Abstract 54: Overexpression of Glutathione Peroxidase-1 Protects Mice from Aging-Related Enhancement of Experimental Thrombosis and Platelet Activation
Despite a well-established clinical association between aging and thrombosis, little is known about the mechanisms by which aging increases susceptibility to thrombotic events such as stroke, myocardial infarction, and deep venous thrombosis. Since aging is associated with increased levels of reactive oxygen species and decreased levels of the antioxidant enzyme glutathione peroxidase (Gpx), we tested the hypothesis that overexpression of a cellular form of Gpx (Gpx1) protects aged mice from increased thrombotic susceptibility. Susceptibility to arterial thrombosis was first examined in C57BL/6J mice at 4, 12, or 18 months of age.
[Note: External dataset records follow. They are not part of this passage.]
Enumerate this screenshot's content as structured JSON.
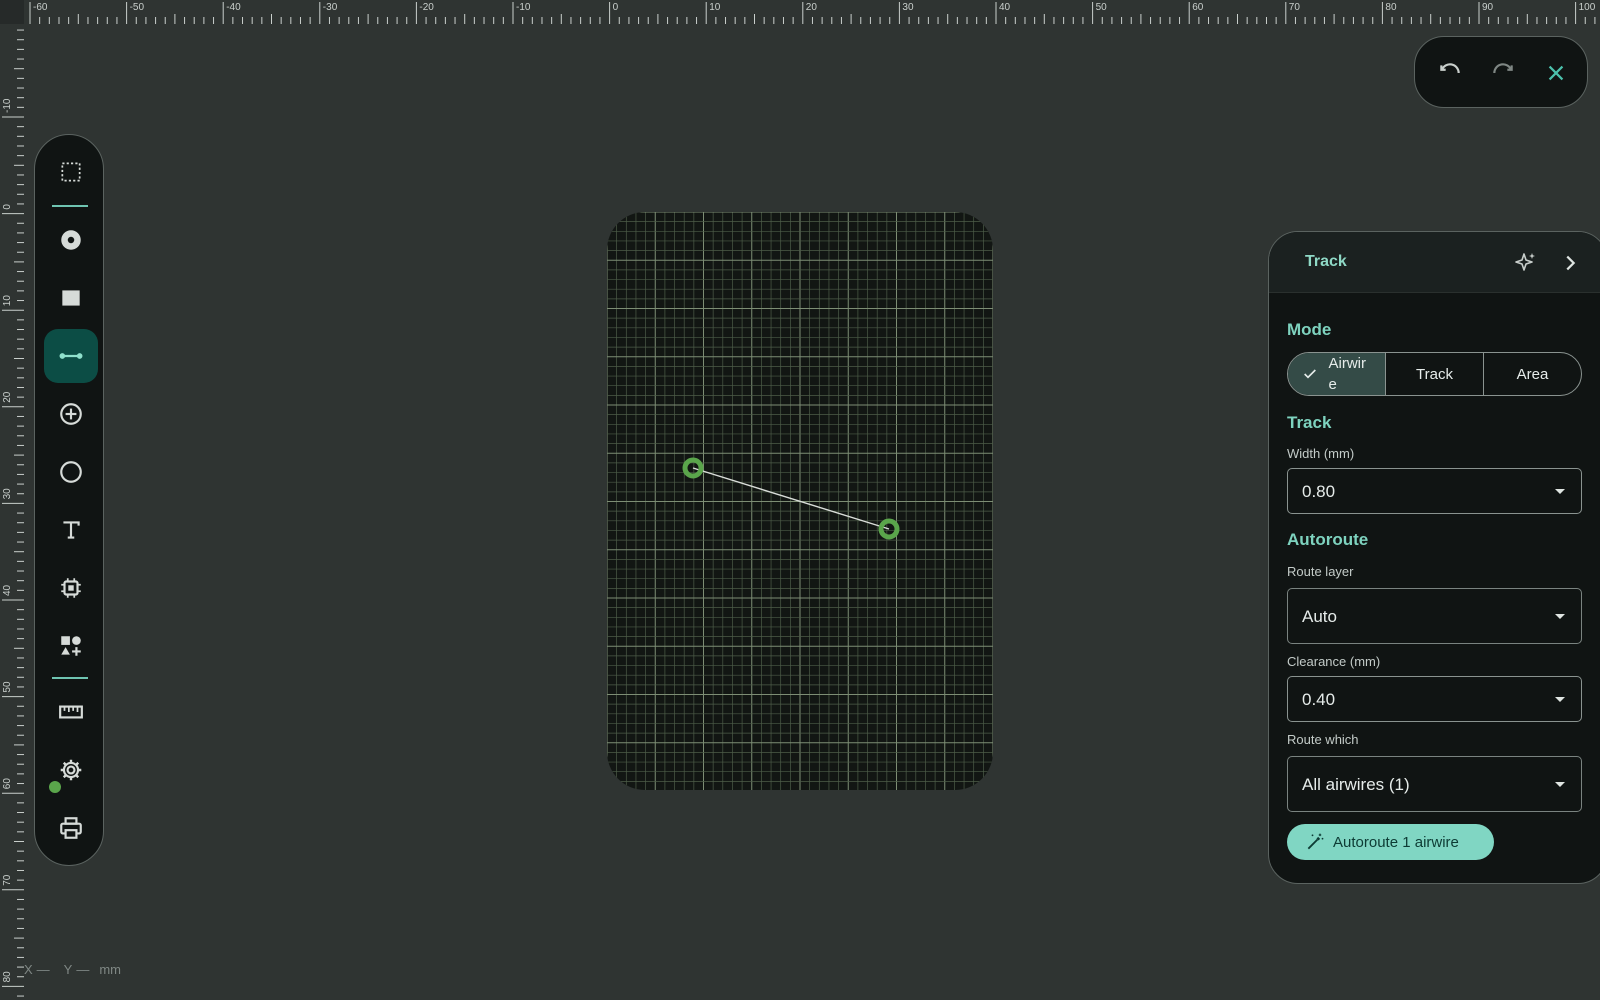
{
  "ruler": {
    "top_labels": [
      "-60",
      "-50",
      "-40",
      "-30",
      "-20",
      "-10",
      "0",
      "10",
      "20",
      "30",
      "40",
      "50",
      "60",
      "70",
      "80",
      "90",
      "100"
    ],
    "left_labels": [
      "-10",
      "0",
      "10",
      "20",
      "30",
      "40",
      "50",
      "60",
      "70",
      "80"
    ]
  },
  "toolbar": {
    "tools": [
      {
        "name": "select-tool",
        "icon": "dashed-selection-icon"
      },
      {
        "name": "pad-tool",
        "icon": "circle-pad-icon"
      },
      {
        "name": "rect-pad-tool",
        "icon": "square-icon"
      },
      {
        "name": "track-tool",
        "icon": "track-line-icon",
        "active": true
      },
      {
        "name": "via-tool",
        "icon": "add-circle-icon"
      },
      {
        "name": "circle-tool",
        "icon": "circle-outline-icon"
      },
      {
        "name": "text-tool",
        "icon": "text-icon"
      },
      {
        "name": "component-tool",
        "icon": "chip-icon"
      },
      {
        "name": "shapes-tool",
        "icon": "shapes-icon"
      },
      {
        "name": "measure-tool",
        "icon": "ruler-icon"
      },
      {
        "name": "settings-tool",
        "icon": "gear-icon"
      },
      {
        "name": "print-tool",
        "icon": "printer-icon"
      }
    ]
  },
  "history": {
    "undo_icon": "undo-icon",
    "redo_icon": "redo-icon",
    "close_icon": "close-icon"
  },
  "panel": {
    "title": "Track",
    "mode_title": "Mode",
    "mode_options": [
      "Airwire",
      "Track",
      "Area"
    ],
    "mode_selected": "Airwire",
    "track_title": "Track",
    "width_label": "Width (mm)",
    "width_value": "0.80",
    "autoroute_title": "Autoroute",
    "route_layer_label": "Route layer",
    "route_layer_value": "Auto",
    "clearance_label": "Clearance (mm)",
    "clearance_value": "0.40",
    "route_which_label": "Route which",
    "route_which_value": "All airwires (1)",
    "autoroute_button": "Autoroute 1 airwire"
  },
  "coords": {
    "x_label": "X",
    "x_value": "—",
    "y_label": "Y",
    "y_value": "—",
    "unit": "mm"
  },
  "colors": {
    "accent": "#80d6c3",
    "board": "#121613",
    "grid": "#5e6e58",
    "pad": "#5aa54b",
    "airwire": "#d9ddd9"
  }
}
The time to stable occlusion after photochemical injury of the carotid artery was significantly shortened in both 12 and 18 month old mice compared to 4 month old mice (P<0.01). To examine the protective role of Gpx1, transgenic mice overexpressing Gpx1 (Gpx1 Tg mice) were studied. Unlike wild type littermates, no shortening of the time to occlusion of the carotid artery was seen in 12 or 18 month old Gpx1 Tg mice. In addition, we also found that aged wild type mice exhibited increased susceptibility to venous thrombosis, and that overexpression of Gpx1 was protective in an inferior vena cava stasis model. An age-dependent increase in platelet hydrogen peroxide generation was observed in thrombin-activated platelets from wild type mice but not Gpx1 Tg mice (P<0.05). Markers of platelet activation, including fibrinogen binding and activation of αIIbβ3, were also increased in thrombin-activated platelets from aged mice compared to young mice (P<0.05). Overexpression of Gpx1 or treatment with catalase prevented these enhanced platelet activation responses in platelets from aged mice. Our findings demonstrate that aged mice exhibit increased susceptibility to both arterial and venous thrombosis and that enhanced thrombosis and platelet activation in aged mice are mediated by peroxide. Therapeutic strategies to prevent the accumulation of hydrogen peroxide in platelets may reduce the incidence of aging-associated thrombosis.
- © 2012 by American Heart Association, Inc.